The bill, sponsored by Sen. Robby Mills, R-Henderson, requires anyone who votes to have a photo ID that is issued by the U.S. or Kentucky government. That includes new, free identification cards that can be issued by circuit clerks' offices or college student IDs, if they have an expiration date on them. As University of Kentucky legal scholar Josh Douglas pointed out in a lengthy Twitter thread about the bill, UK IDs do not.

If you don't have an ID when you show up to vote, you have to fill out a provisional ballot. But for that to count, you have to go to the county clerk's office the Friday after the election to fill out an affidavit of why you didn't have an ID. So already, only a third to half of registered voters bother to show up on Election Day. Can you imagine a half-hearted voter going through these hoops?

But let's be honest about what this bill would do. These kinds of bills, which have popped up all over the country, predominantly target the elderly, the poor and minorities, who may not have access to the kinds of documents they need to get a photo I.D., or the transportation they need to get to the voting box one day and the county clerk's office the next.

Corey Shapiro, legal director of the ACLU, said a legal fight against a restrictive voter ID law in Texas found it was 195 percent more likely that registered Hispanic voters lack a photo ID. That percentage was 305 percent more likely for black voters.

"This will disproportionately impact minorities and folks living in poverty," Shapiro said. "There is no reason to be making this a priority issue."

It will also cost money that Kentucky, according to our esteemed General Assembly, doesn't have. Indiana, which passed a voter ID bill in 2005, found that between 2007 and 2010, the state spent $10 million to produce the free voter IDs, and $2.2 million on voter outreach and education.

Fayette County Clerk Don Blevins said he thinks Secretary Adams is sincere in his belief, ardently voiced during his campaign, that voter ID laws will improve election security.

"But to gain my support, Secretary Adams will have to show me a problem we're solving," Blevins said. "We're spending money on a problem that doesn't exist.

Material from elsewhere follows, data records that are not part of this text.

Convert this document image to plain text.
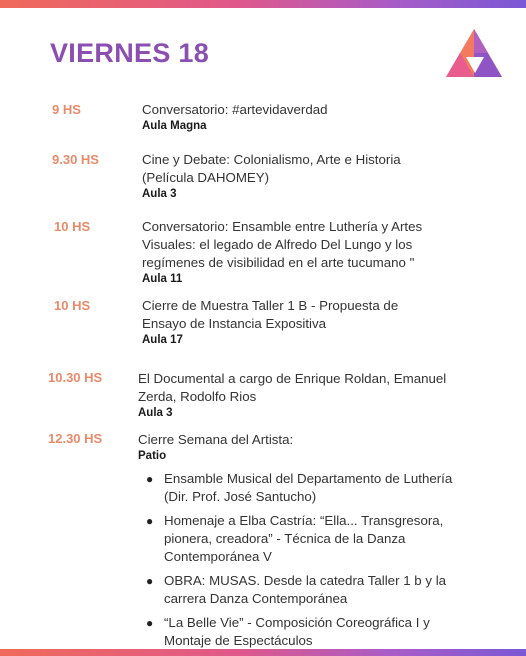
VIERNES 18
9 HS	Conversatorio: #artevidaverdad
Aula Magna
9.30 HS	Cine y Debate: Colonialismo, Arte e Historia (Película DAHOMEY)
Aula 3
10 HS	Conversatorio: Ensamble entre Luthería y Artes Visuales: el legado de Alfredo Del Lungo y los regímenes de visibilidad en el arte tucumano "
Aula 11
10 HS	Cierre de Muestra Taller 1 B - Propuesta de Ensayo de Instancia Expositiva
Aula 17
10.30 HS	El Documental a cargo de Enrique Roldan, Emanuel Zerda, Rodolfo Rios
Aula 3
12.30 HS	Cierre Semana del Artista:
Patio
● Ensamble Musical del Departamento de Luthería (Dir. Prof. José Santucho)
● Homenaje a Elba Castría: “Ella... Transgresora, pionera, creadora” - Técnica de la Danza Contemporánea V
● OBRA: MUSAS. Desde la catedra Taller 1 b y la carrera Danza Contemporánea
● “La Belle Vie” - Composición Coreográfica I y Montaje de Espectáculos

"Further, this appears to possibly disenfranchise poor and house-bound individuals, because although the IDs are said to be free, you still have to spend transportation, time and money to go to the clerk's office to get the ID," he said.

As Douglas has also pointed out, Kentucky's voting problem is not that too many people vote, it's that not enough of them do. We are one of the few states left that opens polls only for 12 hours only on Election Day, and forbids voting by mail or at any point before the election.

Douglas went on to say that he hopes Adams will work with those who are concerned about the bill to make it more workable. Let's second that hope.

There's little doubt this law will pass with a veto-proof majority in House and Senate. A court challenge would then force the state to spend some of its precious and dwindling resources in court on a problem that doesn't exist instead of legislators working on the many, many problems that do. Many of those problems stem from the legislature's unwillingness to address issues of substance like pension reform, drug abuse, tax reform, education, child abuse, and healthcare.

On Wednesday, Senate President Robert Stivers said Senate Bills 1 and 2 polled well with voters. Well, that's nice, as 2020 is an election year for many legislators. But here's another idea: What if Stivers asked voters in his district whether they'd prefer a Voter ID bill or some programs that would pull their counties out of decades of abject poverty? How do you think they would answer then?